Both Clinton and Edwards would impose a mandate that everyone buy into this system. Obama has claimed that he would not require a mandate. As a practical matter, the health care system that any of them are able to put in place will depend on the arms they twist and the pressure they can bring to bear against the insurance companies, the pharmaceutical industry and other powerful actors who will be hurt by real reform.
Any serious plan will require a mandate - this directly follows from its requirement that insurers take all comers. Without a mandate, no one would buy insurance until they had serious bills. This would be like letting people buy car insurance after an accident, and then sending the company the bill. That doesn't work.
All three contenders have said that they want to break with the Bush-Clinton-Bush trade agenda. Since recent trade deals like NAFTA and CAFTA are hugely unpopular, especially among Democrats, this position is not surprising. What their position means in practice remains to be seen. For example, in spite of her newfound opposition to these trade deals, Senator Clinton found the time to vote for the recent Peru trade pact, which is largely in the NAFTA/CAFTA mode.

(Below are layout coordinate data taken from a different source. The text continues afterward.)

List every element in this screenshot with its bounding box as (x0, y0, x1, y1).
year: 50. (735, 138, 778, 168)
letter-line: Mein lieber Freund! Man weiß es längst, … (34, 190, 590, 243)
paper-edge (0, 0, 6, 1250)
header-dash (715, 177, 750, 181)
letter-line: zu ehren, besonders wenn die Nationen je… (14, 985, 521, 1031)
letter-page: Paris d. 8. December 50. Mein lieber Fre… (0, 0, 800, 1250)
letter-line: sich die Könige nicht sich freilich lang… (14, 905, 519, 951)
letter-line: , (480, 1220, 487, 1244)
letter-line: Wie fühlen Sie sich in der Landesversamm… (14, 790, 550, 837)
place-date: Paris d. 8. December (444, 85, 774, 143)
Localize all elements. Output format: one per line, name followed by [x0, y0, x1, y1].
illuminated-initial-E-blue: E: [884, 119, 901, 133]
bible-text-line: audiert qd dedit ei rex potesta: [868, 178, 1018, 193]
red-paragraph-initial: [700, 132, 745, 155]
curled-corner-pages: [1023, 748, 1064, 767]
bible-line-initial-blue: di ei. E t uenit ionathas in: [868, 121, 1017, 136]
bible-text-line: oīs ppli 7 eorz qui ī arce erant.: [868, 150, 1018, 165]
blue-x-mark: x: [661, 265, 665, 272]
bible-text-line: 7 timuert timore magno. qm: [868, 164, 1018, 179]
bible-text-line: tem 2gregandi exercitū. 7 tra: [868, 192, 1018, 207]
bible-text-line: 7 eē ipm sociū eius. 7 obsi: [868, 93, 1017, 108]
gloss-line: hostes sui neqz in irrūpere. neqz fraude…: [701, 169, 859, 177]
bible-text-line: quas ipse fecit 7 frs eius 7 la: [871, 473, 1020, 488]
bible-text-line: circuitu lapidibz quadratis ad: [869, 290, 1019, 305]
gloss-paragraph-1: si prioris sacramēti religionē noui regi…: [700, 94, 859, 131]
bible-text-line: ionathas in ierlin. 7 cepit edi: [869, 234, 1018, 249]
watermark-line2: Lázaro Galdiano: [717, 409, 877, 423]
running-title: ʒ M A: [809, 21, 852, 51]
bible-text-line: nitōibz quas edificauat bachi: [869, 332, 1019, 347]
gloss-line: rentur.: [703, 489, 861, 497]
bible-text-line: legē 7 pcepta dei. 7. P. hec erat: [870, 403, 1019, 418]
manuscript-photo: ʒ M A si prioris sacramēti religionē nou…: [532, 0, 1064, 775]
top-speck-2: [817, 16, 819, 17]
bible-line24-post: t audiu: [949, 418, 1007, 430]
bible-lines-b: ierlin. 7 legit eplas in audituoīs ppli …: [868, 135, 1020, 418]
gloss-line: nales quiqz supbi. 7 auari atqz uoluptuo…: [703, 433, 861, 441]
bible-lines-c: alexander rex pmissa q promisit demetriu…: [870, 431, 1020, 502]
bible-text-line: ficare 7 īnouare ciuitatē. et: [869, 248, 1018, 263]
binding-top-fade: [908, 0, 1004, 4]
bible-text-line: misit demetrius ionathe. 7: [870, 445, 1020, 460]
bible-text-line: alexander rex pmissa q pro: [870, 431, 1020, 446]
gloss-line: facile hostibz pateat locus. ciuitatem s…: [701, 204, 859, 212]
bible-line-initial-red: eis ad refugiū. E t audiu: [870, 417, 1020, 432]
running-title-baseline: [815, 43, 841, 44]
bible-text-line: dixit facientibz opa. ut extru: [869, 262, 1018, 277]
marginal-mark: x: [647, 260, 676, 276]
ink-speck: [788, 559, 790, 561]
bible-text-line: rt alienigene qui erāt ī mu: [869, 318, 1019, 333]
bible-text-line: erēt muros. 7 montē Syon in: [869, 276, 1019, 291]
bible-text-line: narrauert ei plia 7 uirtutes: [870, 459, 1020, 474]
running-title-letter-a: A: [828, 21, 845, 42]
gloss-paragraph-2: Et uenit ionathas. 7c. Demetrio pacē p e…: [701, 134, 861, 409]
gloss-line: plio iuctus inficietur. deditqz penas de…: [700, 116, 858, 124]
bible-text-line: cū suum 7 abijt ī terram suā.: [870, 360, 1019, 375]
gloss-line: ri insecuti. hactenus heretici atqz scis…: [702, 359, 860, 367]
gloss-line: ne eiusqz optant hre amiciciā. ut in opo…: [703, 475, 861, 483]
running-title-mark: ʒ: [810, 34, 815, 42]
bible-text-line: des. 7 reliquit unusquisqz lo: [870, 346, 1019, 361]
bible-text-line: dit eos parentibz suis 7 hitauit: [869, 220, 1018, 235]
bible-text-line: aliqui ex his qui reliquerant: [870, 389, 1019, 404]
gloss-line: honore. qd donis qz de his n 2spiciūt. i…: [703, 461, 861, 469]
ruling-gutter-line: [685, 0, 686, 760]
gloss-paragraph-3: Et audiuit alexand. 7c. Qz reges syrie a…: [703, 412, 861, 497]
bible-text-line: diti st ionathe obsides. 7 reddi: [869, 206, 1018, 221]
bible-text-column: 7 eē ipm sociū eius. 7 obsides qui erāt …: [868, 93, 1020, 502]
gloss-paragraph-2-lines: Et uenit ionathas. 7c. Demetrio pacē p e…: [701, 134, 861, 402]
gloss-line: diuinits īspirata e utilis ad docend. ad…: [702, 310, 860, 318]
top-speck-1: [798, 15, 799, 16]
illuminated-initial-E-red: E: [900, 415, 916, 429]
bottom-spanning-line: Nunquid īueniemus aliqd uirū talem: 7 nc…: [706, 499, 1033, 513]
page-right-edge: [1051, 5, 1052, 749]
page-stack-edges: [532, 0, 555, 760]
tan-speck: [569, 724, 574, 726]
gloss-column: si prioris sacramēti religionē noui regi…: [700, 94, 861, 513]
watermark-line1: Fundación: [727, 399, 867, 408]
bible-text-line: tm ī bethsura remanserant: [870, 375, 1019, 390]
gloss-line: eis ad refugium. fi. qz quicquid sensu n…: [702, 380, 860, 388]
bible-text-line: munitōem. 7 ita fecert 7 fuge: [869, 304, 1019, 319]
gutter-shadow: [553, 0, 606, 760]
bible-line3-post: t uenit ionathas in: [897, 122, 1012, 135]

As a practical matter, the country has already gone about as far as it can in placing its manufacturing workers in competition with low-wage workers in the developing world. The impact of any future trade deals on the US economy will be almost imperceptible. A decline of the dollar by an additional 10 percent against the currencies of our trading partners would swamp the impact of all currently pending trade deals.
On this issue there could be substantial differences among the candidates. Former Treasury Secretary Robert Rubin is likely to be the guiding light for economic policy in a Clinton or Obama administration. Rubin was the architect of the high dollar policy of the 90s that led to the massive trade deficits of recent years. He remains an enthusiastic supporter of a high dollar. Therefore Clinton or Obama would be more likely than Edwards to sacrifice the jobs and wages of manufacturing workers in order to prop up the dollar.
Rubin's Wall Street agenda would also apply to other areas of economic policy, most importantly the budget. Rubin places balanced budgets and even budget surpluses at the center of his economic vision. A push to a balanced budget will seriously curtail the ability to extend health care coverage, promote access to child care, promote clean technologies and address other neglected priorities. By contrast, Edwards has clearly stated that he does not view a balanced budget as a priority, arguing instead for deficit targets that prevent the debt from growing relative to the size of the economy. The willingness to accept deficits may prove especially important in the context of an economy that could be in recession when the next president takes office.
In short, Edwards has set himself apart from the other two top candidates by indicating a clear willingness to challenge an agenda set on Wall Street. If a President Edwards actually carried through with this course, he would pursue a very different economic agenda than his two leading rivals.